Os remanescentes do projeto de acolhimento nos Pavilhões serão levados para o antigo prédio do Caps River, no bairro Cinquentenário. O local está sendo reformado.
NÚMEROS
:: No primeiro semestre de 2019, a FAS estimava 400 moradores de rua em Caxias do Sul. Em fevereiro de 2020, levantamento da instituição apontou que seriam 741 pessoas nesta condição.
:: Desse total, 277 voltaram para suas cidades de origem entre janeiro e abril deste ano. Outros 234 foram acolhidos voluntariamente nos Pavilhões da Festa da Uva entre março e início de abril. O restante permaneceu nas ruas.
:: Do total de acolhidos nos Pavilhões, 141 acessou o benefício do auxílio emergencial de R$ 600 do governo federal _ em toda a cidade, foram 400 moradores de rua que fizeram o saque. Dos Pavilhões, 63 retornaram novamente às ruas. Cerca de 110 deles passaram por casas de passagem e seguiram rumos diferentes como ir embora da cidade, retornar para a família em Caxias, arrumar emprego, alugar uma casa e buscar tratamento contra o vício em drogas e álcool em comunidades terapêuticas.
:: A estimativa é que cerca de 350 ainda permaneçam vivendo em calçadas, sob marquises, em terrenos baldios ou prédios abandonados.

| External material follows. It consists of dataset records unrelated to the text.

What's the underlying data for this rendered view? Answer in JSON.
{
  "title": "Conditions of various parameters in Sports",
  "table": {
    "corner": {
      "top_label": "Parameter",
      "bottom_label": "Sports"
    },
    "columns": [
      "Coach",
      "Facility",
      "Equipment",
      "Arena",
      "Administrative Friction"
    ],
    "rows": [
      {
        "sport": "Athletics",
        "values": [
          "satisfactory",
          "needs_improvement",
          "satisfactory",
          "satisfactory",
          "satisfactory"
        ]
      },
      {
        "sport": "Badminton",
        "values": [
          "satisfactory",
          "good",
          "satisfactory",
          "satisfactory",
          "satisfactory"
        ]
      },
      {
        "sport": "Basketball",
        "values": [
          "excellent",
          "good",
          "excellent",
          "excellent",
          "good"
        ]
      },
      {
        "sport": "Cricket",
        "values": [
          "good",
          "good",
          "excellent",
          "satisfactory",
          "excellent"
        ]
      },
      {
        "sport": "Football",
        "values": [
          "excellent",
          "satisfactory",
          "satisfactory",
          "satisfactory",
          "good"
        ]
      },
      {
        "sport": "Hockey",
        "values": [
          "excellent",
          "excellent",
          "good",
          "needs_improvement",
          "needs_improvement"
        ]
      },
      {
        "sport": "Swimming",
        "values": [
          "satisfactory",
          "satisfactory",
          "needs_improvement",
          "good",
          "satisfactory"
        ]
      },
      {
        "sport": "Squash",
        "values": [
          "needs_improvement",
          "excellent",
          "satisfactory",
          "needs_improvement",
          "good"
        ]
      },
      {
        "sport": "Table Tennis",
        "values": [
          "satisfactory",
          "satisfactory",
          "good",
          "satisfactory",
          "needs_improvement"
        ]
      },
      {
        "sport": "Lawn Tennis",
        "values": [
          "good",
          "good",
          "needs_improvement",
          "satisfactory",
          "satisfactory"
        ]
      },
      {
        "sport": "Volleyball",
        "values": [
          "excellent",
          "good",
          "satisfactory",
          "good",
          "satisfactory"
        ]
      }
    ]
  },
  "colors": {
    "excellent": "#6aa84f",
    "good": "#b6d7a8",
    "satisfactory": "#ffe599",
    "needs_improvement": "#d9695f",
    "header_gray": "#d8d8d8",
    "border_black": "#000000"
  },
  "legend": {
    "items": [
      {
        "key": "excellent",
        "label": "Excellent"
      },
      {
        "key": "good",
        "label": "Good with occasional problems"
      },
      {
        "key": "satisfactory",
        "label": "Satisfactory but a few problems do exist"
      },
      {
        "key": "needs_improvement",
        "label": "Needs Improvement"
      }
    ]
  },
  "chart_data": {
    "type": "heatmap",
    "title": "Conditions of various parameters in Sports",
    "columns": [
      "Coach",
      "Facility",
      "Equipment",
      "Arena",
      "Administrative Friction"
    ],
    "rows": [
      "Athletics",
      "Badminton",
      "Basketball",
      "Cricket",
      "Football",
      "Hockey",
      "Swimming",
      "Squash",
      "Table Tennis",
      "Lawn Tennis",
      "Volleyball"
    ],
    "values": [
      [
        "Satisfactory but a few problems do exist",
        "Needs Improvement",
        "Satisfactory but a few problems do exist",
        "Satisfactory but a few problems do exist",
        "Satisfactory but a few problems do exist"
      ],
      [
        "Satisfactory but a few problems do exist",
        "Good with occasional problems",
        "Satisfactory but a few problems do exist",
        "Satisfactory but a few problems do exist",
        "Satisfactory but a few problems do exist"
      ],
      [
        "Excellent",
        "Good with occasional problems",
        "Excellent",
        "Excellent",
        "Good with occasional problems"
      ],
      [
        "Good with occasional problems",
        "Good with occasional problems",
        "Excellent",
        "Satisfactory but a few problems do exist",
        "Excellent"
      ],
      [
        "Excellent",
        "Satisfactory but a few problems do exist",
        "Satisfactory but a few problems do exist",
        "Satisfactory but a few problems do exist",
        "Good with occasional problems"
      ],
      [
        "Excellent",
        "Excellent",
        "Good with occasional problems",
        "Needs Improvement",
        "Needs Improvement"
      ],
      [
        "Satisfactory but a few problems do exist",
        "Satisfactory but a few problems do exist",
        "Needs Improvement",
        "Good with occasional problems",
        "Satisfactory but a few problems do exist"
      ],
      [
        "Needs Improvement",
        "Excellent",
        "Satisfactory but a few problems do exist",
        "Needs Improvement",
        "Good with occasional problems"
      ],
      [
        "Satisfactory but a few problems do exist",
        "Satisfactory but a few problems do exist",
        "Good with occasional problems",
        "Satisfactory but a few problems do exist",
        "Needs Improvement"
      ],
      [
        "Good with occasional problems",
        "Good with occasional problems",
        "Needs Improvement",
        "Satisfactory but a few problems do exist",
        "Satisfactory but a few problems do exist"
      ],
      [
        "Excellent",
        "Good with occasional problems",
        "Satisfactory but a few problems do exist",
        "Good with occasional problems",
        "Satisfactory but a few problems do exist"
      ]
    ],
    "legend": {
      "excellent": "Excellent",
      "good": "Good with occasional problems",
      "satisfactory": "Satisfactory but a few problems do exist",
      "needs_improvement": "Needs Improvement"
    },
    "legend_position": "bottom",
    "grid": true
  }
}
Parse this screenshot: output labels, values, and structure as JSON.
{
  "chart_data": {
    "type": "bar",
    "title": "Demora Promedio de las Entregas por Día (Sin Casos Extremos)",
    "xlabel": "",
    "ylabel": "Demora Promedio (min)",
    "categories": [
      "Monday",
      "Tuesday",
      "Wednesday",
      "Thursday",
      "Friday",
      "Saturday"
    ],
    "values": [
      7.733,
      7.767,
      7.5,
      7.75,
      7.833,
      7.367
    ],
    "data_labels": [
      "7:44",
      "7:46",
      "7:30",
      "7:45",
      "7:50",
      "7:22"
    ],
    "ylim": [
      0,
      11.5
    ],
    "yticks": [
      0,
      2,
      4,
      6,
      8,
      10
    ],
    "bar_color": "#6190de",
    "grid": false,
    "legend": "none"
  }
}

Pontos esvaziados, mas nem tanto
Como o submundo das ruas raramente tem informações confiáveis, é difícil afirmar se a redução constatada em março e início de abril se manteve. Quem está na rua percebe uma leve diminuição, mas com sinais de retomada. Coordenadora da Pastoral das Pessoas em Situação de Rua, Maria Teresinha Mandelli Grasselli integra um grupo responsável pela produção e distribuição de marmitas pelas ruas à noite. No ano passado, foram distribuídos alimentos para 180/200 sem-teto, uma vez por semana. A partir da ação de acolhimento nos Pavilhões, os voluntários reduziram a produção para 100/120 marmitas diárias.
– Você percebe que diminuiu mas, por um lado, todas as nossas marmitas estão sendo consumidas, sinal de que a presença nas ruas é grande. Mas pode ser também que aumentou a quantidade de pessoas passando dificuldade em casa e que vão buscar comida – pondera Maria, mais conhecida como Terê.
Na semana passada, era estranho observar o vazio sob o viaduto da Avenida Júlio de Castilhos, ao lado do Senac. Em outras ocasiões, os corredores nos dois lados da elevada eram dormitório e ponto de encontro para mais de 10 pessoas. Na terça-feira, dia 12, havia somente um homem, que dizia ser de Porto Alegre. Por estar na cidade há pouco dias, ele desconhecia o acolhimento nos Pavilhões.
– Estou na rua há dois meses, sou pedreiro, estou desempregado. Não consegui pagar aluguel. Do outro lado (do viaduto) tem outro homem. Só tem nós dois aqui – afirmou o morador do viaduto.
Vitório Palma, que reside numa casa a poucos metros da elevada, confirma a informação.
– Tem só um rapaz morando ali e isso já está assim há uns três meses. Diminuiu mesmo – atesta Palma.
Outro ponto conhecido pela junção, o viaduto da BR-116, perto do Monumento ao Imigrante, ficou sem ocupantes até a primeira semana de maio. O novo morador é um homem de 30 anos, que diz ter vindo de Uruguaiana há dois meses. Ele não quis o acolhimento da FAS porque considerou que havia muita gente num mesmo lugar. Vizinhos dizem que o ponto estava vazio no início do distanciamento social, mas voltou a atrair pessoas. Entre o povo que nunca saiu nas ruas está um homem de 55 anos, que fixou uma barraca de tapumes na Hércules Galló, quase esquina com a Visconde de Pelotas, no Centro.
– Não quis ir para os Pavilhões. Gosto de morar na rua, não devo nada para ninguém. Sou ajudado, cato material.
– Lá nos Pavilhões é excluir, é tirar a gente de circulação – complementou uma mulher, que dividia a barraca.